Twenty years seems like a long time. May and June 1989 brought the Tiananmen Square protests. Seinfeld, the TV show about nothing, premiered in July, and Hurricane Hugo did $7 billion damage in September. In computing, Tim Berners-Lee had not yet introduced the World Wide Web to the world (that would come a year later in 1990), John McAfee founded McAfee Associates, and Atari introduced Portfolio, the smallest portable computer of the time.
Twenty years ago, with co-author Barbara Clifford, I had just published my first book, dBXL and Quicksilver Programming – Beyond dBase. I was writing, consulting and lecturing and I had not quite begun my career with SC Magazine. Today, almost nobody remembers dBXL and Quicksilver, while SC Magazine is the most mature and the most popular magazine of its type in the world. And I’m still here.
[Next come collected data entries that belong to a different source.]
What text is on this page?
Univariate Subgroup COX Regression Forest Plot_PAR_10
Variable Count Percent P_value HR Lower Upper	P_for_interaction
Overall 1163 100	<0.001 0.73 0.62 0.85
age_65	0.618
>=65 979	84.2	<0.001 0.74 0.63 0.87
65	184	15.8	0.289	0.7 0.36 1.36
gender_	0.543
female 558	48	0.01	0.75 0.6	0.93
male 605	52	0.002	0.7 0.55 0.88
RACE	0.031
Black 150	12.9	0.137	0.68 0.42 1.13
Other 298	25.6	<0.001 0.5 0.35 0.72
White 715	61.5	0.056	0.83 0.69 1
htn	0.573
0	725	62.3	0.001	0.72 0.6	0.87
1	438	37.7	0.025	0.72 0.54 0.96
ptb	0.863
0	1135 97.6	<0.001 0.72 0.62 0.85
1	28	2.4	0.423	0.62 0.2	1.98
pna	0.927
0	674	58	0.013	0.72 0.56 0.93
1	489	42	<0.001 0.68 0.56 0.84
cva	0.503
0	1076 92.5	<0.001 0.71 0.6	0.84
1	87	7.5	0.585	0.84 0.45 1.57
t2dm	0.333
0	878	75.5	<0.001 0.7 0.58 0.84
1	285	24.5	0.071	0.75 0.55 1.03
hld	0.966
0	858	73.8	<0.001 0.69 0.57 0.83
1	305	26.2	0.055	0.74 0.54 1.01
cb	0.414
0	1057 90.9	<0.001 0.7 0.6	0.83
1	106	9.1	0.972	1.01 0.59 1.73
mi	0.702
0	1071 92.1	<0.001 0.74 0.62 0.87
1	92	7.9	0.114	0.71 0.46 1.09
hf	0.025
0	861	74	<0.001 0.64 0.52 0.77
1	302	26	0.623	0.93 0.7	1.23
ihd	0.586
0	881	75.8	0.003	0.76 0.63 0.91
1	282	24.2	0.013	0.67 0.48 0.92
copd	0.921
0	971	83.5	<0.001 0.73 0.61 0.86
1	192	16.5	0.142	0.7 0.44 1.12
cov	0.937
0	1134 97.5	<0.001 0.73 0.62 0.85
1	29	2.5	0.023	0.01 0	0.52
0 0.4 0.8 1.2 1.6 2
But 20 years in computing is an eternity. And it has brought a huge number of changes in how we build and protect computing systems.
Nobody in our industry does anything alone. We all need our predecessors and our colleagues. Nowhere is this observation more obvious than in this 20th anniversary issue. I have had the distinct pleasure of working with some of my colleagues old and new in preparing the products section of the magazine for you. It has been an interesting mix of consultants, academics, corporate participants and, yes, one student.
My “most excellent” student research assistant from Norwich University, Emily Staats, put the timeline together for this special issue, along with SC Magazine staff. My longtime friend and collaborator, Mich Kabay, helped me connect to old colleagues with whom I had lost contact. And, my favorite editor, Illena Armstrong, never missed a chance to email me with “just one more thing we should do for this issue.” I think that I got them all in. And, of course, Judy Traub, our editorial assistant, stepped in, as she often does, at just the right moments to save my bacon.
All that makes this one a special issue for me. There is a bit of everything here in our products section. We have over 30 contributors to a special piece on the evolution of the security business assembled on a product group basis. This is featured on the SC Magazine website, www.scmagazineus.com. And there it is: The 20 security products that SC Magazine and I have liked best over the past 20 years.
Not only will you enjoy this issue – my unabashed prediction – you are probably going to save it because we all save those things that we find nostalgic. And, for all of its solid information, considered points of view and contributions from the true builders of our profession, this issue will be nostalgic for many of us.